A bill allowing terminally ill patients to get medication to end their lives became law on Monday with Gov. Peter Shumlin’s signature.
Although the law takes effect immediately, it may be some time before it’s used. Doctors and hospitals say they’re looking carefully at whether and how to participate.
The signing ceremony in the governor’s Statehouse office was both a celebration and a quiet remembrance for those who worked on the issue but didn’t live long enough to see it through.
As the governor signed the bill, Jean Mallary watched carefully over his shoulder. She’s the widow of the late Dick Mallary, a former speaker of the House and U.S. Congressman.
Mallary was in pain and suffered from terminal cancer when he chose to end his life over a year ago. Jean Mallary’s story about her husband’s choice – and that he had to die alone without his family at his side – was compelling personal testimony that pushed the bill forward.
She said she feels relief now that the bill she and her husband had worked for is law.
“I’m feeling that Dick is up there watching this and feeling very, very proud of his state,” she said. “And all the people, who not only felt this was possible from the beginning, but were then changed and were thoughtfully persuaded.”
Vermont is now the fourth state that allows dying patients to hasten their passing with a doctor’s help.
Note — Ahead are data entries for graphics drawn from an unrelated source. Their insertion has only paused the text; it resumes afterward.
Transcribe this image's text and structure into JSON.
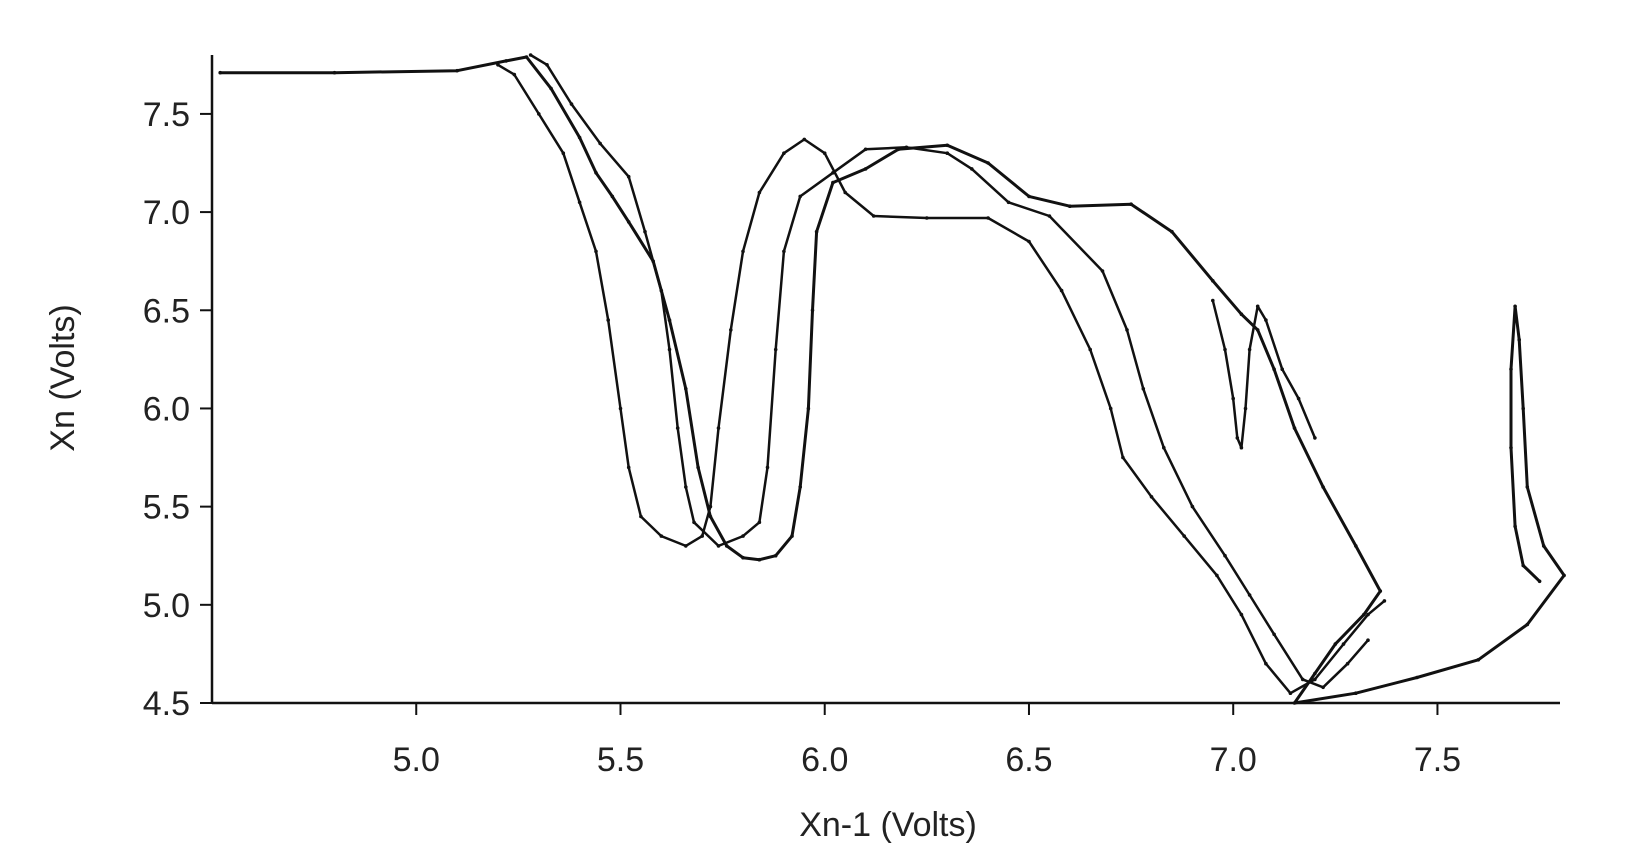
{
  "chart_data": {
    "type": "line",
    "title": "",
    "xlabel": "Xn-1 (Volts)",
    "ylabel": "Xn (Volts)",
    "xlim": [
      4.5,
      7.8
    ],
    "ylim": [
      4.5,
      7.8
    ],
    "xticks": [
      "5.0",
      "5.5",
      "6.0",
      "6.5",
      "7.0",
      "7.5"
    ],
    "yticks": [
      "4.5",
      "5.0",
      "5.5",
      "6.0",
      "6.5",
      "7.0",
      "7.5"
    ],
    "grid": false,
    "color": "#111111",
    "series": [
      {
        "values": [
          [
            4.52,
            7.71
          ],
          [
            4.8,
            7.71
          ],
          [
            5.1,
            7.72
          ],
          [
            5.22,
            7.77
          ],
          [
            5.27,
            7.79
          ],
          [
            5.33,
            7.63
          ],
          [
            5.4,
            7.38
          ],
          [
            5.44,
            7.2
          ],
          [
            5.48,
            7.08
          ],
          [
            5.52,
            6.95
          ],
          [
            5.58,
            6.75
          ],
          [
            5.62,
            6.45
          ],
          [
            5.66,
            6.1
          ],
          [
            5.69,
            5.7
          ],
          [
            5.72,
            5.45
          ],
          [
            5.76,
            5.3
          ],
          [
            5.8,
            5.24
          ],
          [
            5.84,
            5.23
          ],
          [
            5.88,
            5.25
          ],
          [
            5.92,
            5.35
          ],
          [
            5.94,
            5.6
          ],
          [
            5.96,
            6.0
          ],
          [
            5.97,
            6.5
          ],
          [
            5.98,
            6.9
          ],
          [
            6.02,
            7.15
          ],
          [
            6.1,
            7.22
          ],
          [
            6.18,
            7.32
          ],
          [
            6.3,
            7.34
          ],
          [
            6.4,
            7.25
          ],
          [
            6.5,
            7.08
          ],
          [
            6.6,
            7.03
          ],
          [
            6.75,
            7.04
          ],
          [
            6.85,
            6.9
          ],
          [
            6.95,
            6.65
          ],
          [
            7.02,
            6.48
          ],
          [
            7.06,
            6.4
          ],
          [
            7.1,
            6.2
          ],
          [
            7.15,
            5.9
          ],
          [
            7.22,
            5.6
          ],
          [
            7.3,
            5.3
          ],
          [
            7.36,
            5.07
          ],
          [
            7.32,
            4.95
          ],
          [
            7.25,
            4.8
          ],
          [
            7.2,
            4.65
          ],
          [
            7.15,
            4.5
          ],
          [
            7.3,
            4.55
          ],
          [
            7.45,
            4.63
          ],
          [
            7.6,
            4.72
          ],
          [
            7.72,
            4.9
          ],
          [
            7.81,
            5.15
          ],
          [
            7.76,
            5.3
          ],
          [
            7.72,
            5.6
          ],
          [
            7.71,
            6.0
          ],
          [
            7.7,
            6.35
          ],
          [
            7.69,
            6.52
          ],
          [
            7.68,
            6.2
          ],
          [
            7.68,
            5.8
          ],
          [
            7.69,
            5.4
          ],
          [
            7.71,
            5.2
          ],
          [
            7.75,
            5.12
          ]
        ]
      },
      {
        "values": [
          [
            5.2,
            7.75
          ],
          [
            5.24,
            7.7
          ],
          [
            5.3,
            7.5
          ],
          [
            5.36,
            7.3
          ],
          [
            5.4,
            7.05
          ],
          [
            5.44,
            6.8
          ],
          [
            5.47,
            6.45
          ],
          [
            5.5,
            6.0
          ],
          [
            5.52,
            5.7
          ],
          [
            5.55,
            5.45
          ],
          [
            5.6,
            5.35
          ],
          [
            5.66,
            5.3
          ],
          [
            5.7,
            5.35
          ],
          [
            5.72,
            5.5
          ],
          [
            5.74,
            5.9
          ],
          [
            5.77,
            6.4
          ],
          [
            5.8,
            6.8
          ],
          [
            5.84,
            7.1
          ],
          [
            5.9,
            7.3
          ],
          [
            5.95,
            7.37
          ],
          [
            6.0,
            7.3
          ],
          [
            6.05,
            7.1
          ],
          [
            6.12,
            6.98
          ],
          [
            6.25,
            6.97
          ],
          [
            6.4,
            6.97
          ],
          [
            6.5,
            6.85
          ],
          [
            6.58,
            6.6
          ],
          [
            6.65,
            6.3
          ],
          [
            6.7,
            6.0
          ],
          [
            6.73,
            5.75
          ],
          [
            6.8,
            5.55
          ],
          [
            6.88,
            5.35
          ],
          [
            6.96,
            5.15
          ],
          [
            7.02,
            4.95
          ],
          [
            7.08,
            4.7
          ],
          [
            7.14,
            4.55
          ],
          [
            7.2,
            4.62
          ],
          [
            7.27,
            4.8
          ],
          [
            7.33,
            4.95
          ],
          [
            7.37,
            5.02
          ]
        ]
      },
      {
        "values": [
          [
            5.28,
            7.8
          ],
          [
            5.32,
            7.75
          ],
          [
            5.38,
            7.55
          ],
          [
            5.45,
            7.35
          ],
          [
            5.52,
            7.18
          ],
          [
            5.56,
            6.9
          ],
          [
            5.6,
            6.6
          ],
          [
            5.62,
            6.3
          ],
          [
            5.64,
            5.9
          ],
          [
            5.66,
            5.6
          ],
          [
            5.68,
            5.42
          ],
          [
            5.74,
            5.3
          ],
          [
            5.8,
            5.35
          ],
          [
            5.84,
            5.42
          ],
          [
            5.86,
            5.7
          ],
          [
            5.88,
            6.3
          ],
          [
            5.9,
            6.8
          ],
          [
            5.94,
            7.08
          ],
          [
            6.02,
            7.2
          ],
          [
            6.1,
            7.32
          ],
          [
            6.2,
            7.33
          ],
          [
            6.3,
            7.3
          ],
          [
            6.36,
            7.22
          ],
          [
            6.45,
            7.05
          ],
          [
            6.55,
            6.98
          ],
          [
            6.68,
            6.7
          ],
          [
            6.74,
            6.4
          ],
          [
            6.78,
            6.1
          ],
          [
            6.83,
            5.8
          ],
          [
            6.9,
            5.5
          ],
          [
            6.98,
            5.25
          ],
          [
            7.04,
            5.05
          ],
          [
            7.1,
            4.85
          ],
          [
            7.17,
            4.62
          ],
          [
            7.22,
            4.58
          ],
          [
            7.28,
            4.7
          ],
          [
            7.33,
            4.82
          ]
        ]
      },
      {
        "values": [
          [
            6.95,
            6.55
          ],
          [
            6.98,
            6.3
          ],
          [
            7.0,
            6.05
          ],
          [
            7.01,
            5.85
          ],
          [
            7.02,
            5.8
          ],
          [
            7.03,
            6.0
          ],
          [
            7.04,
            6.3
          ],
          [
            7.06,
            6.52
          ],
          [
            7.08,
            6.45
          ],
          [
            7.12,
            6.2
          ],
          [
            7.16,
            6.05
          ],
          [
            7.2,
            5.85
          ]
        ]
      }
    ]
  }
}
But physicians and hospitals are proceeding cautiously before the first lethal prescription is written.
“There’s a lot of work to be done between essentially the bill that we’ve got now and getting physicians to that point,” said Dr. Phil Brown, vice president for medical affairs at the Central Vermont Medical Center in Berlin.
Brown said hospital officials will consult with lawyers and the hospital’s ethics committee before the institution decides how to proceed or even whether it will participate.
Brown gave one example of the legal issues that hospitals and physicians have to sort out. The bill “says that a person who requests the prescription has to be cleared, or understood to be a capable decision-maker, or a capable person. What does that mean?” Brown asked.
“What does that look like? Does there have to be a psychiatric evaluation involved in that case for every patient? I don’t know if we know the answer to that. That’s just one question we have to grapple with,” he said.
Brown said it will be late summer or early fall before all the issues are sorted out and the hospital makes a decision. Other Vermont hospitals are taking a similar approach. And at the Vermont Medical Society, physicians are being advised to wait until the state Health Department offers more guidance or rules on how the law will be implemented.
Paul Harrington, the group’s executive vice president, said the bill lays out a process physicians have to go through before prescribing the lethal medication.
“And it’s important that they know all 15 of these requirements because they way the bill is set up, it’s only if they comply with all of these requirements that they’ll have legal immunity from either a civil or criminal case or sanctions by their professional licensing board,” Harrington said.
The law’s supporters said such caution is to be expected. Michael Sirotkin, a lawyer and lobbyist for the group Patient Choices at End of Life, said he doesn’t believe health care providers are delaying implementation.
“These things take time. We waited 11 years; we can wait a few more months,” he said. “And I think it’s important that the Department of Health weigh in and give some guidance on the language.”
Sirotkin stressed that the law is completely voluntary, for patients and doctors. He said care for the dying will improve now that the law is on the books because the experience from Oregon and Washington shows that as physicians and hospitals learn more about end of life issues, they offer more hospice and pain management services.
“Everybody starts talking about the issue as a result of a bill like this and people are forced to become more educated. And we need attention on all fronts of end of life care,” he said.
Opponents will be paying attention as well. A group called True Dignity Vermont says it wants to track elder abuse and whether patients are coerced into killing themselves.